En la Palabra divina, los santos ángeles aparecen como manifestaciones de la gloria y de la providencia de Dios. Son una expresión de su majestad, pero también de su misericordia. En ellos, la sabiduría de Dios le da una belleza especial a la creación y abre caminos insospechados para la redención. El nombre de Dios está en esos ángeles, como nos dice el libro del Éxodo. Mensajeros del nombre divino son entonces expresiones de su poder, expresiones también de su querer, de su voluntad. Estas expresiones vivas, que con libertad amorosa obedecen a Dios, son entonces para nosotros como modelos, como prototipos de lo que nosotros estamos llamados a hacer.

También nosotros, creados libres, estamos llamados a entregar esa libertad a Dios, por amor. También nosotros, creados libres, estamos llamados a la obediencia amorosa que resplandece en los ángeles y que con ellos y junto a ellos, aprendemos a tenerle al único Dios. La pregunta que uno se hace es ¿cómo se puede cumplir lo de la obediencia al ángel? Está claro que la obediencia al ángel es, ante todo, la búsqueda plena de la voluntad de Dios, porque, puesto que el ángel lleva el nombre de Dios, su querer está expresando el querer de Dios.

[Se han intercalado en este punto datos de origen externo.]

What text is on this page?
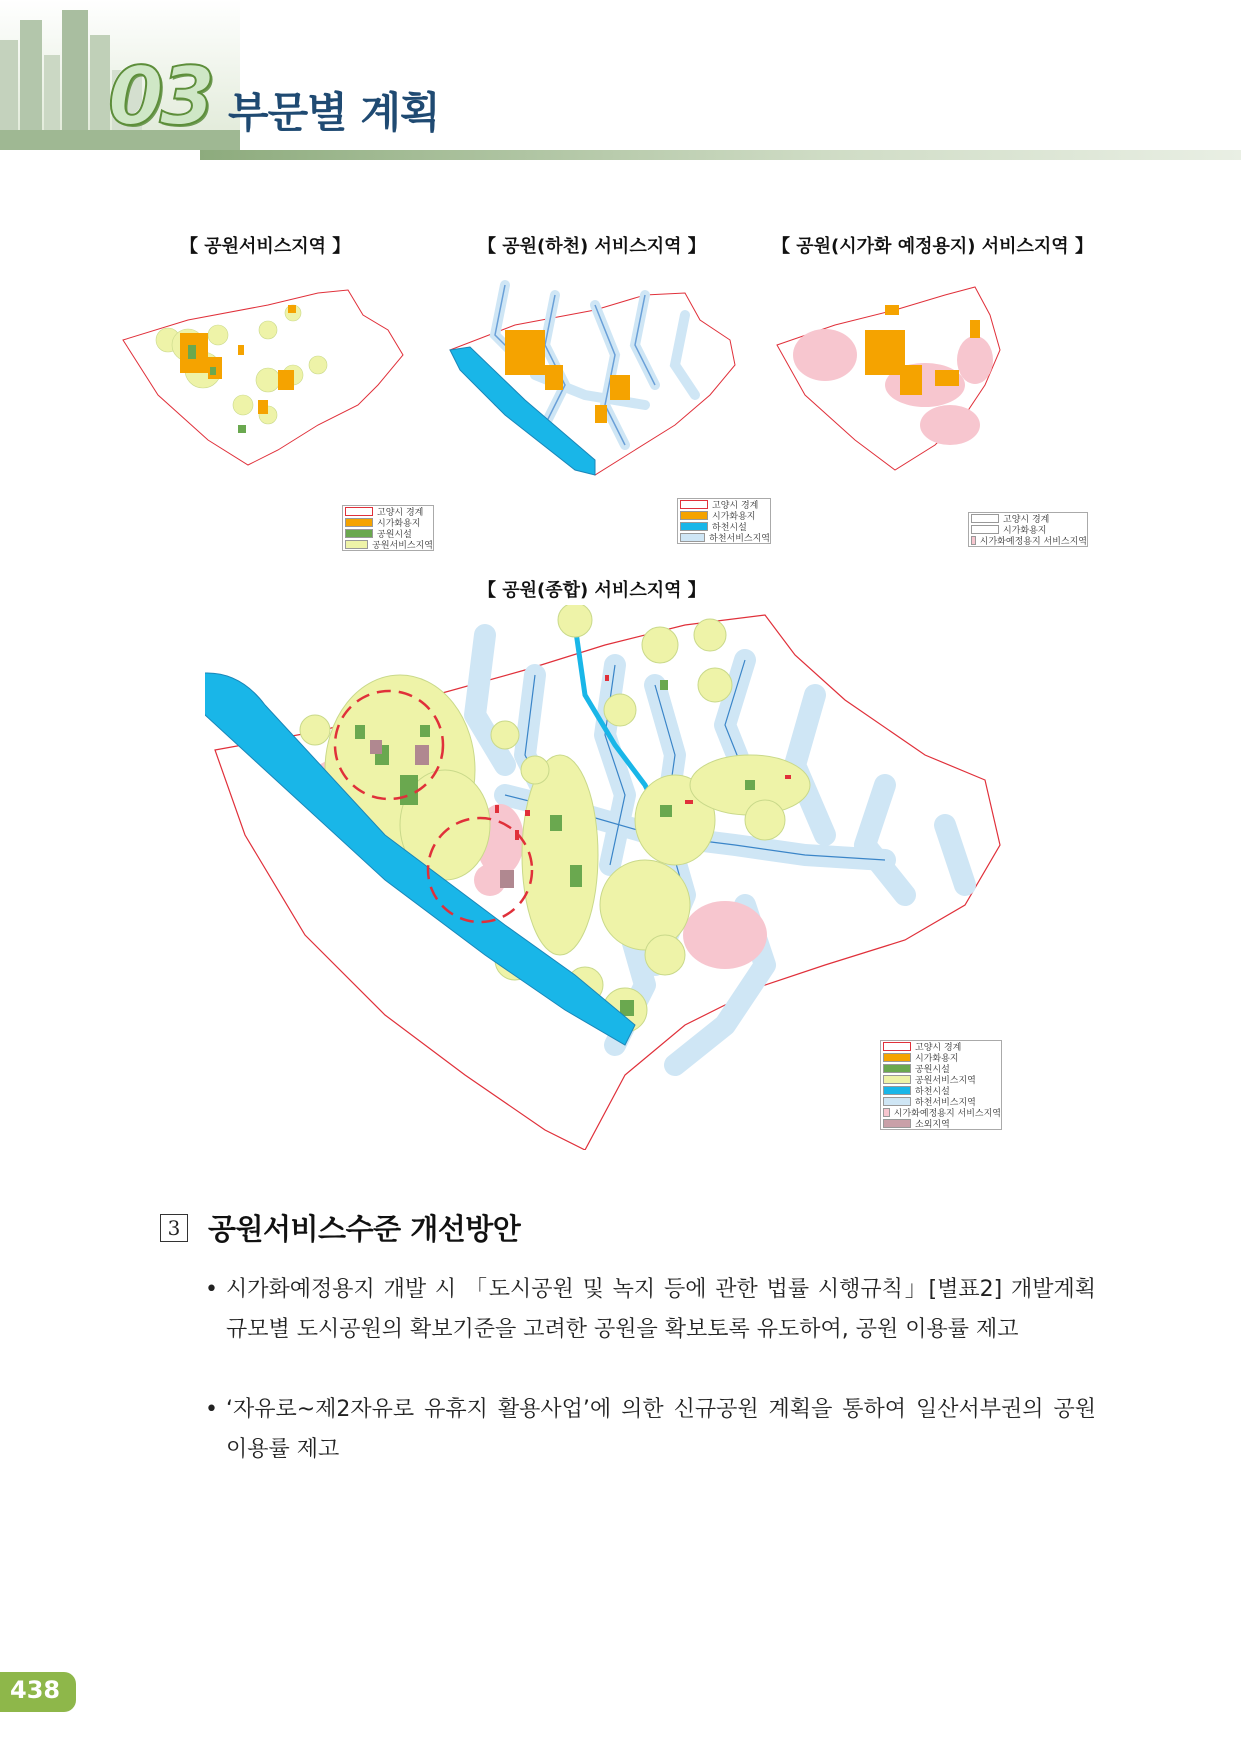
03 부문별 계획
【 공원서비스지역 】
고양시 경계
시가화용지
공원시설
공원서비스지역
【 공원(하천) 서비스지역 】
고양시 경계
시가화용지
하천시설
하천서비스지역
【 공원(시가화 예정용지) 서비스지역 】
고양시 경계
시가화용지
시가화예정용지 서비스지역
【 공원(종합) 서비스지역 】
고양시 경계
시가화용지
공원시설
공원서비스지역
하천시설
하천서비스지역
시가화예정용지 서비스지역
소외지역
3 공원서비스수준 개선방안
• 시가화예정용지 개발 시 「도시공원 및 녹지 등에 관한 법률 시행규칙」[별표2] 개발계획 규모별 도시공원의 확보기준을 고려한 공원을 확보토록 유도하여, 공원 이용률 제고
• ‘자유로~제2자유로 유휴지 활용사업’에 의한 신규공원 계획을 통하여 일산서부권의 공원 이용률 제고
438
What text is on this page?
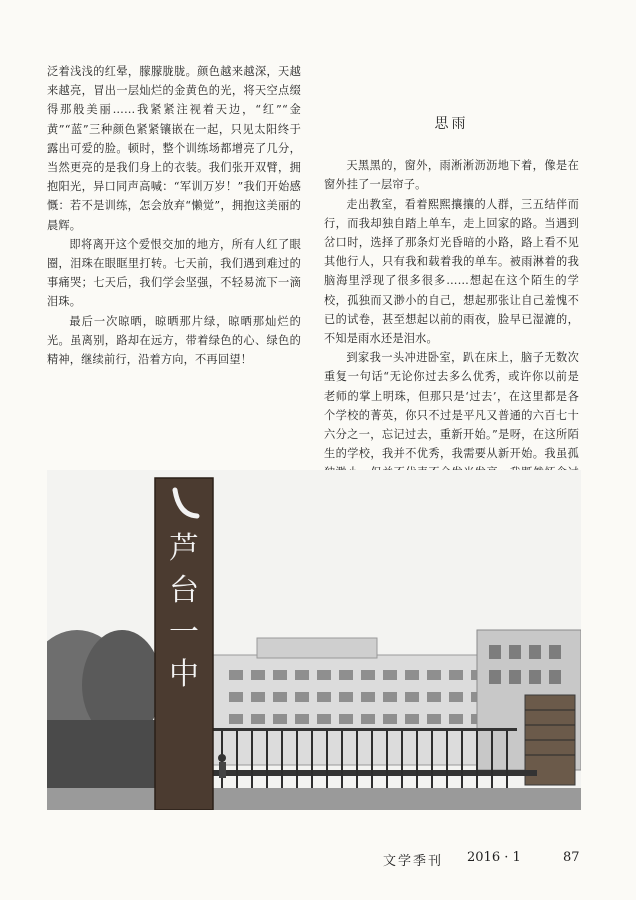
泛着浅浅的红晕，朦朦胧胧。颜色越来越深，天越来越亮，冒出一层灿烂的金黄色的光，将天空点缀得那般美丽……我紧紧注视着天边，“红”“金黄”“蓝”三种颜色紧紧镶嵌在一起，只见太阳终于露出可爱的脸。顿时，整个训练场都增亮了几分，当然更亮的是我们身上的衣装。我们张开双臂，拥抱阳光，异口同声高喊：“军训万岁！”我们开始感慨：若不是训练，怎会放弃“懒觉”，拥抱这美丽的晨辉。

即将离开这个爱恨交加的地方，所有人红了眼圈，泪珠在眼眶里打转。七天前，我们遇到难过的事痛哭；七天后，我们学会坚强，不轻易流下一滴泪珠。

最后一次晾晒，晾晒那片绿，晾晒那灿烂的光。虽离别，路却在远方，带着绿色的心、绿色的精神，继续前行，沿着方向，不再回望！

思雨

天黑黑的，窗外，雨淅淅沥沥地下着，像是在窗外挂了一层帘子。

走出教室，看着熙熙攘攘的人群，三五结伴而行，而我却独自踏上单车，走上回家的路。当遇到岔口时，选择了那条灯光昏暗的小路，路上看不见其他行人，只有我和载着我的单车。被雨淋着的我脑海里浮现了很多很多……想起在这个陌生的学校，孤独而又渺小的自己，想起那张让自己羞愧不已的试卷，甚至想起以前的雨夜，脸早已湿漉的，不知是雨水还是泪水。

到家我一头冲进卧室，趴在床上，脑子无数次重复一句话“无论你过去多么优秀，或许你以前是老师的掌上明珠，但那只是‘过去’，在这里都是各个学校的菁英，你只不过是平凡又普通的六百七十六分之一，忘记过去，重新开始。”是呀，在这所陌生的学校，我并不优秀，我需要从新开始。我虽孤

芦
台
一
中
文学季刊 2016 · 1	87
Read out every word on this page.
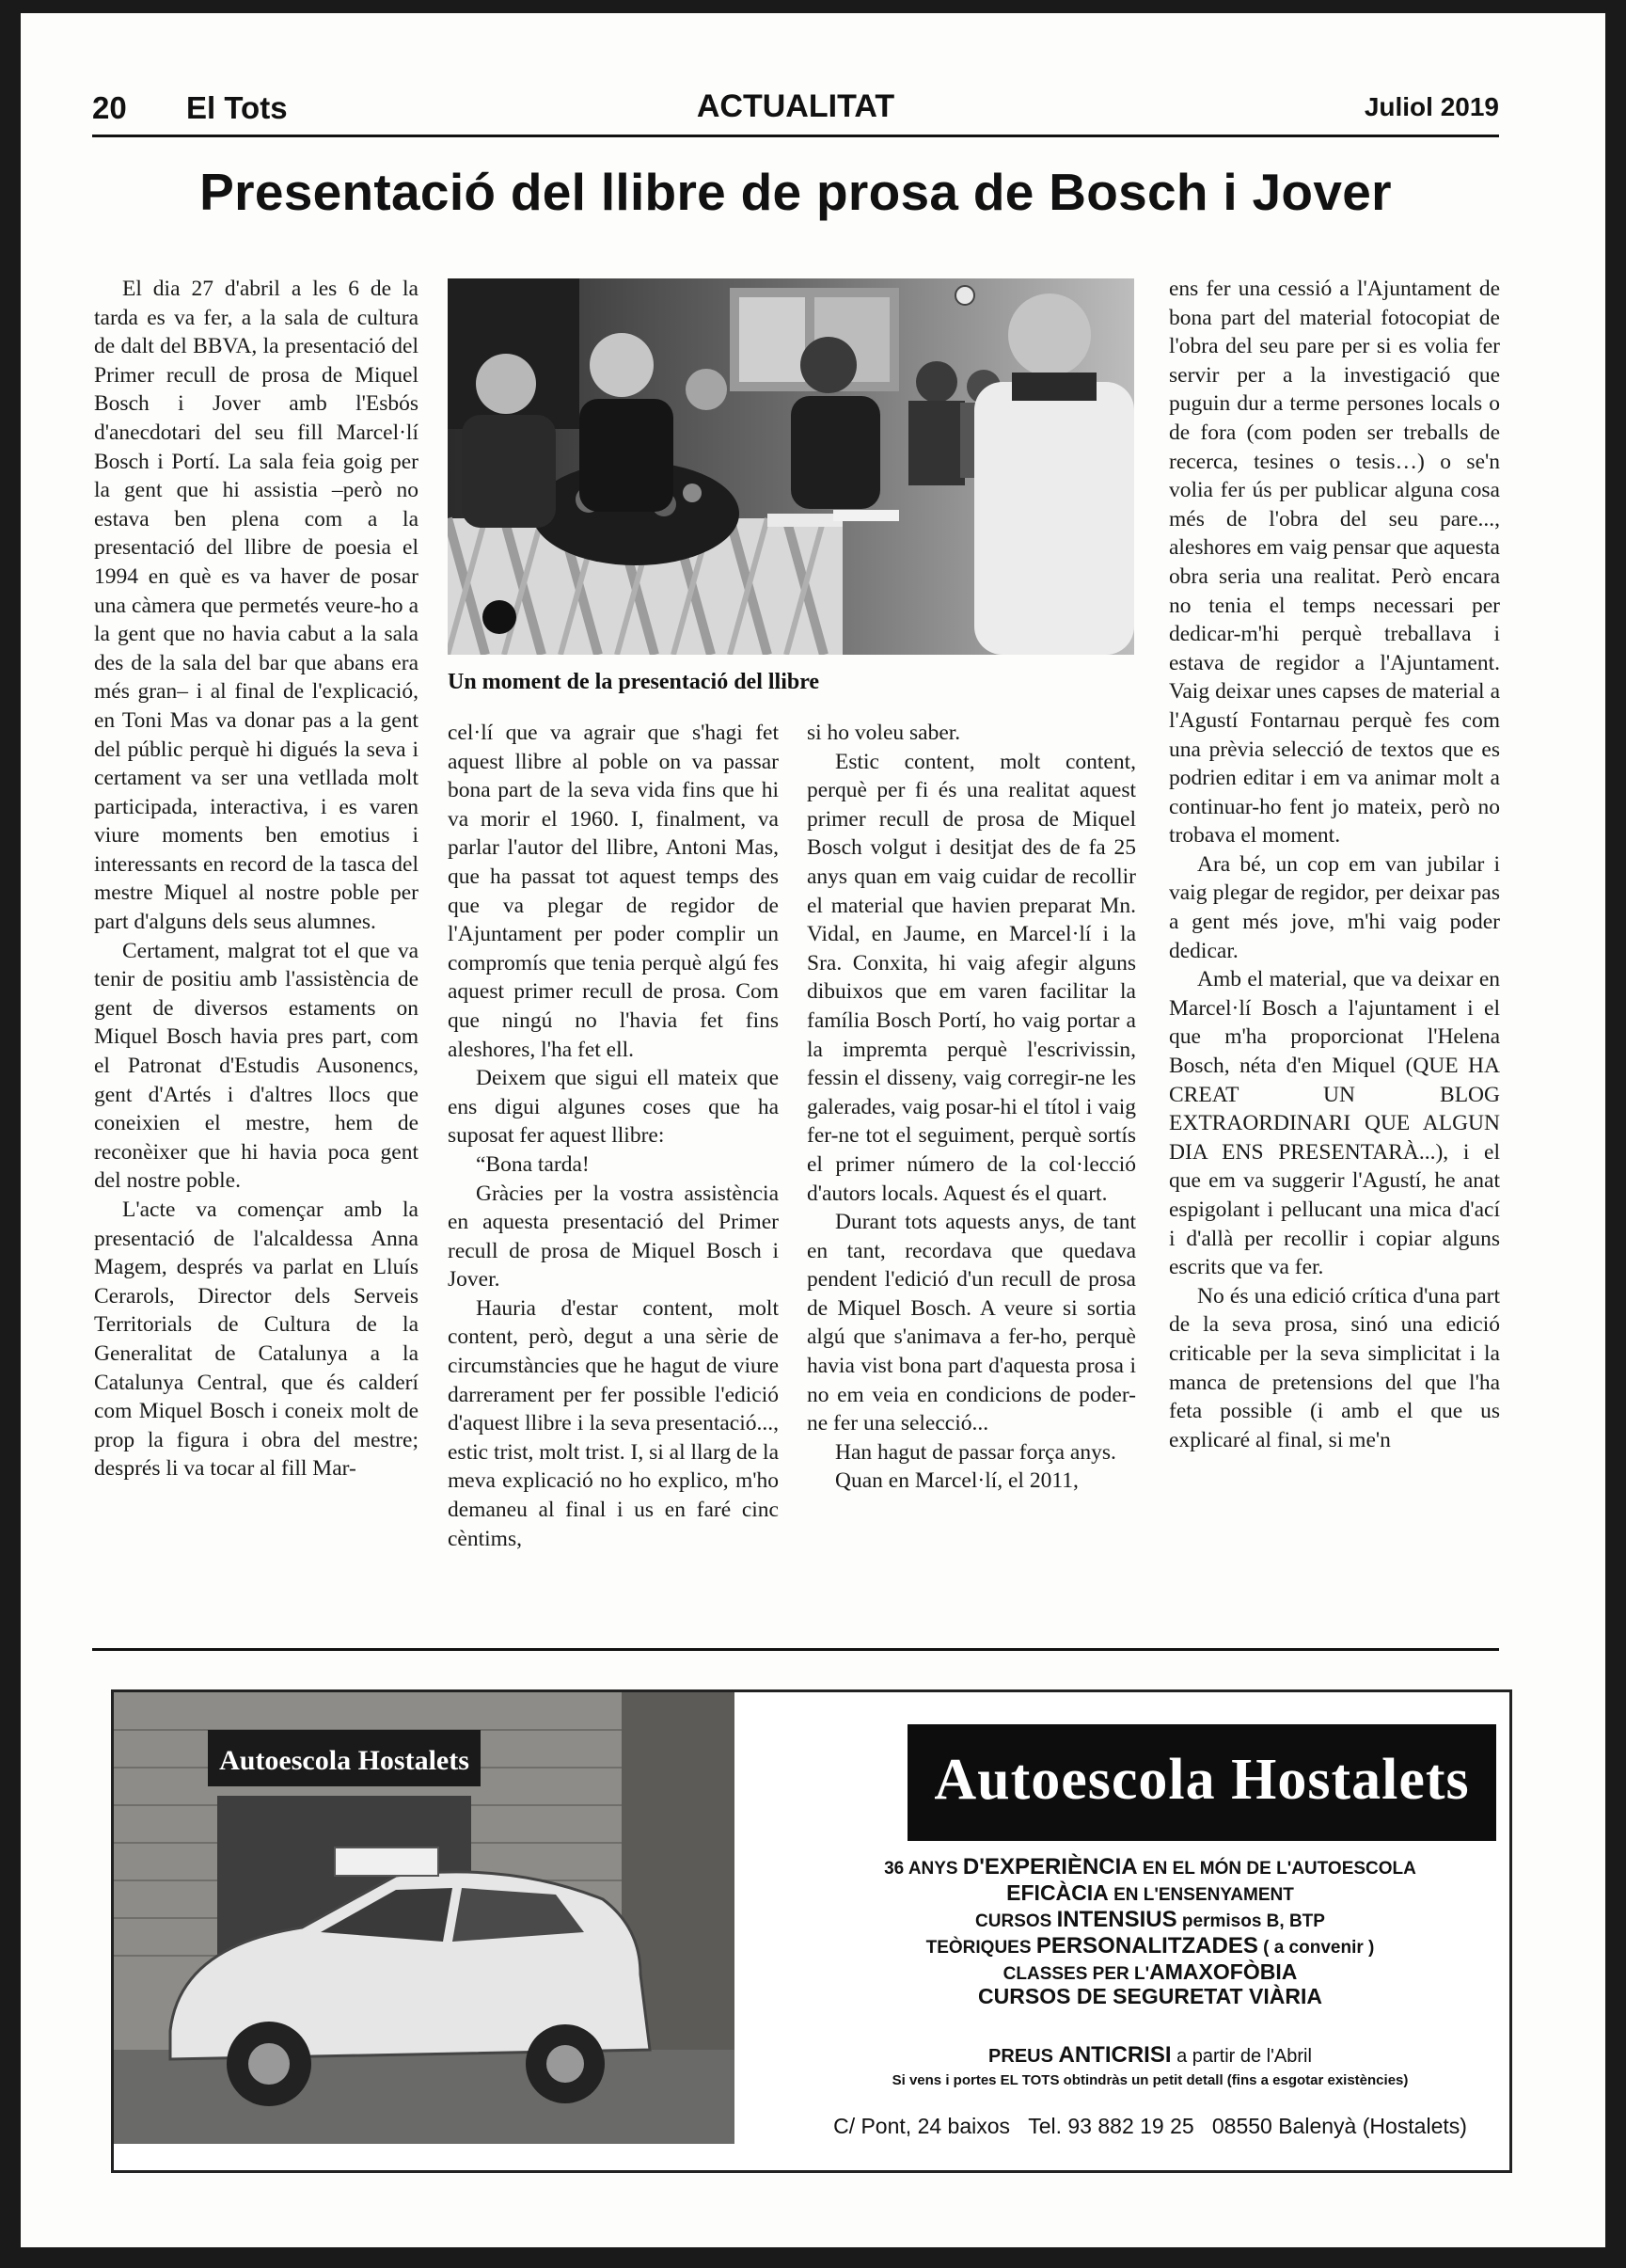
20 El Tots	ACTUALITAT	Juliol 2019
Presentació del llibre de prosa de Bosch i Jover

El dia 27 d'abril a les 6 de la tarda es va fer, a la sala de cultura de dalt del BBVA, la presentació del Primer recull de prosa de Miquel Bosch i Jover amb l'Esbós d'anecdotari del seu fill Marcel·lí Bosch i Portí. La sala feia goig per la gent que hi assistia –però no estava ben plena com a la presentació del llibre de poesia el 1994 en què es va haver de posar una càmera que permetés veure-ho a la gent que no havia cabut a la sala des de la sala del bar que abans era més gran– i al final de l'explicació, en Toni Mas va donar pas a la gent del públic perquè hi digués la seva i certament va ser una vetllada molt participada, interactiva, i es varen viure moments ben emotius i interessants en record de la tasca del mestre Miquel al nostre poble per part d'alguns dels seus alumnes.

Certament, malgrat tot el que va tenir de positiu amb l'assistència de gent de diversos estaments on Miquel Bosch havia pres part, com el Patronat d'Estudis Ausonencs, gent d'Artés i d'altres llocs que coneixien el mestre, hem de reconèixer que hi havia poca gent del nostre poble.

L'acte va començar amb la presentació de l'alcaldessa Anna Magem, després va parlat en Lluís Cerarols, Director dels Serveis Territorials de Cultura de la Generalitat de Catalunya a la Catalunya Central, que és calderí com Miquel Bosch i coneix molt de prop la figura i obra del mestre; després li va tocar al fill Mar-

Un moment de la presentació del llibre

cel·lí que va agrair que s'hagi fet aquest llibre al poble on va passar bona part de la seva vida fins que hi va morir el 1960. I, finalment, va parlar l'autor del llibre, Antoni Mas, que ha passat tot aquest temps des que va plegar de regidor de l'Ajuntament per poder complir un compromís que tenia perquè algú fes aquest primer recull de prosa. Com que ningú no l'havia fet fins aleshores, l'ha fet ell.

Deixem que sigui ell mateix que ens digui algunes coses que ha suposat fer aquest llibre:

“Bona tarda!

Gràcies per la vostra assistència en aquesta presentació del Primer recull de prosa de Miquel Bosch i Jover.

Hauria d'estar content, molt content, però, degut a una sèrie de circumstàncies que he hagut de viure darrerament per fer possible l'edició d'aquest llibre i la seva presentació..., estic trist, molt trist. I, si al llarg de la meva explicació no ho explico, m'ho demaneu al final i us en faré cinc cèntims,

si ho voleu saber.

Estic content, molt content, perquè per fi és una realitat aquest primer recull de prosa de Miquel Bosch volgut i desitjat des de fa 25 anys quan em vaig cuidar de recollir el material que havien preparat Mn. Vidal, en Jaume, en Marcel·lí i la Sra. Conxita, hi vaig afegir alguns dibuixos que em varen facilitar la família Bosch Portí, ho vaig portar a la impremta perquè l'escrivissin, fessin el disseny, vaig corregir-ne les galerades, vaig posar-hi el títol i vaig fer-ne tot el seguiment, perquè sortís el primer número de la col·lecció d'autors locals. Aquest és el quart.

Durant tots aquests anys, de tant en tant, recordava que quedava pendent l'edició d'un recull de prosa de Miquel Bosch. A veure si sortia algú que s'animava a fer-ho, perquè havia vist bona part d'aquesta prosa i no em veia en condicions de poder-ne fer una selecció...

Han hagut de passar força anys.

Quan en Marcel·lí, el 2011,

ens fer una cessió a l'Ajuntament de bona part del material fotocopiat de l'obra del seu pare per si es volia fer servir per a la investigació que puguin dur a terme persones locals o de fora (com poden ser treballs de recerca, tesines o tesis…) o se'n volia fer ús per publicar alguna cosa més de l'obra del seu pare..., aleshores em vaig pensar que aquesta obra seria una realitat. Però encara no tenia el temps necessari per dedicar-m'hi perquè treballava i estava de regidor a l'Ajuntament. Vaig deixar unes capses de material a l'Agustí Fontarnau perquè fes com una prèvia selecció de textos que es podrien editar i em va animar molt a continuar-ho fent jo mateix, però no trobava el moment.

Ara bé, un cop em van jubilar i vaig plegar de regidor, per deixar pas a gent més jove, m'hi vaig poder dedicar.

Amb el material, que va deixar en Marcel·lí Bosch a l'ajuntament i el que m'ha proporcionat l'Helena Bosch, néta d'en Miquel (QUE HA CREAT UN BLOG EXTRAORDINARI QUE ALGUN DIA ENS PRESENTARÀ...), i el que em va suggerir l'Agustí, he anat espigolant i pellucant una mica d'ací i d'allà per recollir i copiar alguns escrits que va fer.

No és una edició crítica d'una part de la seva prosa, sinó una edició criticable per la seva simplicitat i la manca de pretensions del que l'ha feta possible (i amb el que us explicaré al final, si me'n

Autoescola Hostalets	Autoescola Hostalets
36 ANYS D'EXPERIÈNCIA EN EL MÓN DE L'AUTOESCOLA
EFICÀCIA EN L'ENSENYAMENT
CURSOS INTENSIUS permisos B, BTP
TEÒRIQUES PERSONALITZADES ( a convenir )
CLASSES PER L'AMAXOFÒBIA
CURSOS DE SEGURETAT VIÀRIA
PREUS ANTICRISI a partir de l'Abril
Si vens i portes EL TOTS obtindràs un petit detall (fins a esgotar existències)
C/ Pont, 24 baixos Tel. 93 882 19 25 08550 Balenyà (Hostalets)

Pero todo lo que hemos dicho sobre ellos nos ayuda a cumplir aquello de respetarle.

Pero ¿cómo obedecerle? La palabra es enfática: «No te reveles». Y al mismo tiempo una promesa: «Si le obedeces fielmente y haces lo que yo digo, tus enemigos serán mis enemigos y tus adversarios mis adversarios». Se nos advierte en contra de las rebeliones y se hace una hermosa promesa en favor de la obediencia. ¿Cómo acercarnos a esa obediencia de los santos ángeles? Para responder, pues, hay que tener, hay que hacernos alguna idea sobre cómo ellos pueden sugerirnos caminos, sobre cómo pueden sugerirnos lo que hay que hacer y advertirnos sobre lo que hay que evitar.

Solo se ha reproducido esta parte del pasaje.